In the reactors, the methanosarcins and methanosaetas, are favored [68]. Members of this group are frequently isolated from anaerobic reactors under mesophilic conditions, which suggests that the acetoclastic metabolic pathway is favored for methane production [69, 70]. In addition, the presence of species belonging to the orders Methanobacteriales and Methanomicrobiales, although in lower abundance, suggests that the anaerobic process was balanced, and in turn allowed the abundance of species of the order Methanosarcinales responsible for the increase in methane yield [68, 71].
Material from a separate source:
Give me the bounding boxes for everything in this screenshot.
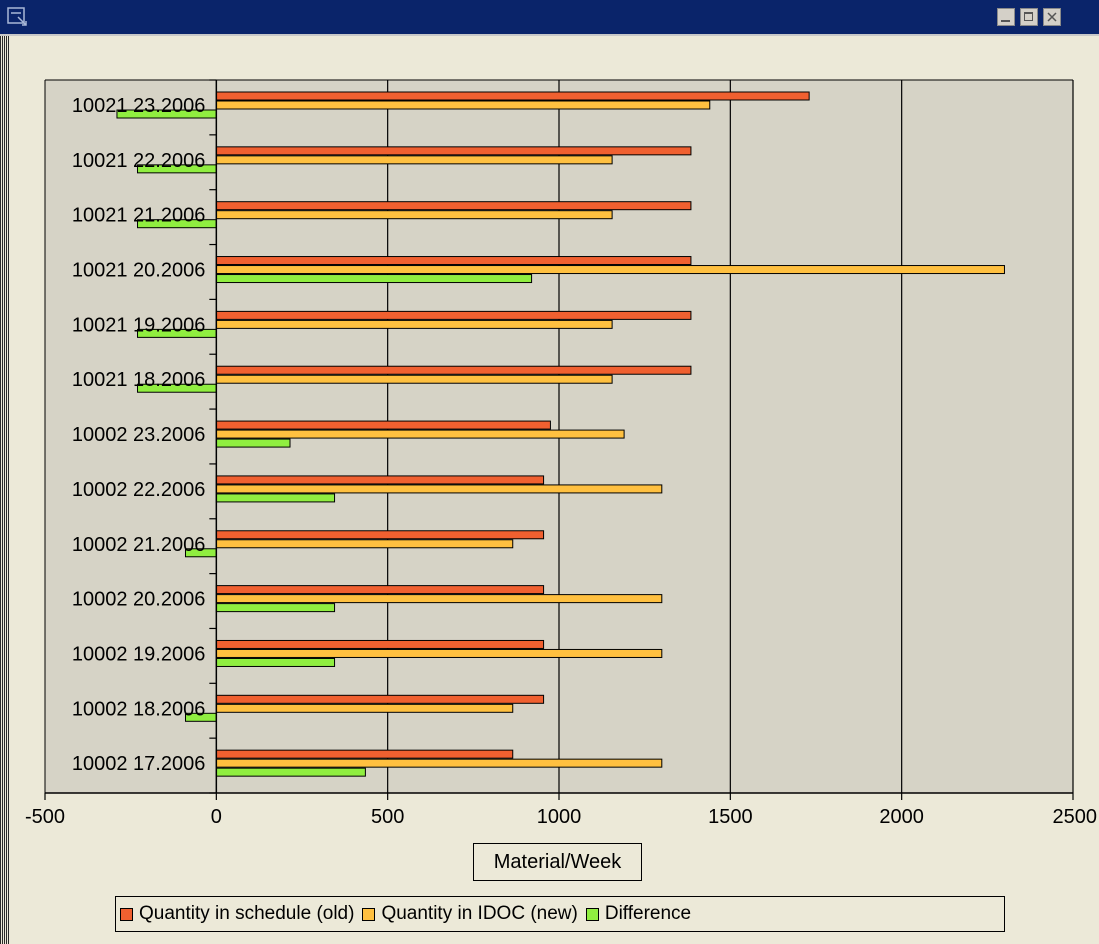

This fact contrasts with Kim et al., [72], who detected a predominance of the orders Methanobacteriales and Methanomicrobiales in batch reactors with swine manure. However, these results are in agreement with those obtained by Jiménez-Hernández et al., [73] and Padmasiri et al., [70], in which these groups of archaea predominate under mesophilic conditions. In general, Metanosarcina ssp. has a higher maximum growth rate but a lower affinity to acetate than Metanosaeta ssp. [71, 74]. Therefore, it is to be expected that when acetate is limited, the Methanosaetaceae family predominates. The coexistence of different groups of methanogens in the same ecosystem has been reported, as they are key players in methane production and preserve the functional stability of the ecosystem [75–77]. However, substrate availability and/or concentration and environmental changes seem to be crucial factors regulating the change of methanogenic communities [76, 78].
The microbial diversity and dynamics of both bacteria and archaea can support the positive effect that the addition of the enriched microbial consortium had on the anaerobic digestion process of rice straw residues. This allowed an increase in the utilization of the methane potential contained in this substrate even when the organic load was increased. This is evidence of the importance of the degradative capacity when microorganisms (bioaugmentation) are applied to anaerobic reactors either because the metabolic pathways of degradation of the species present or those that are added are favored.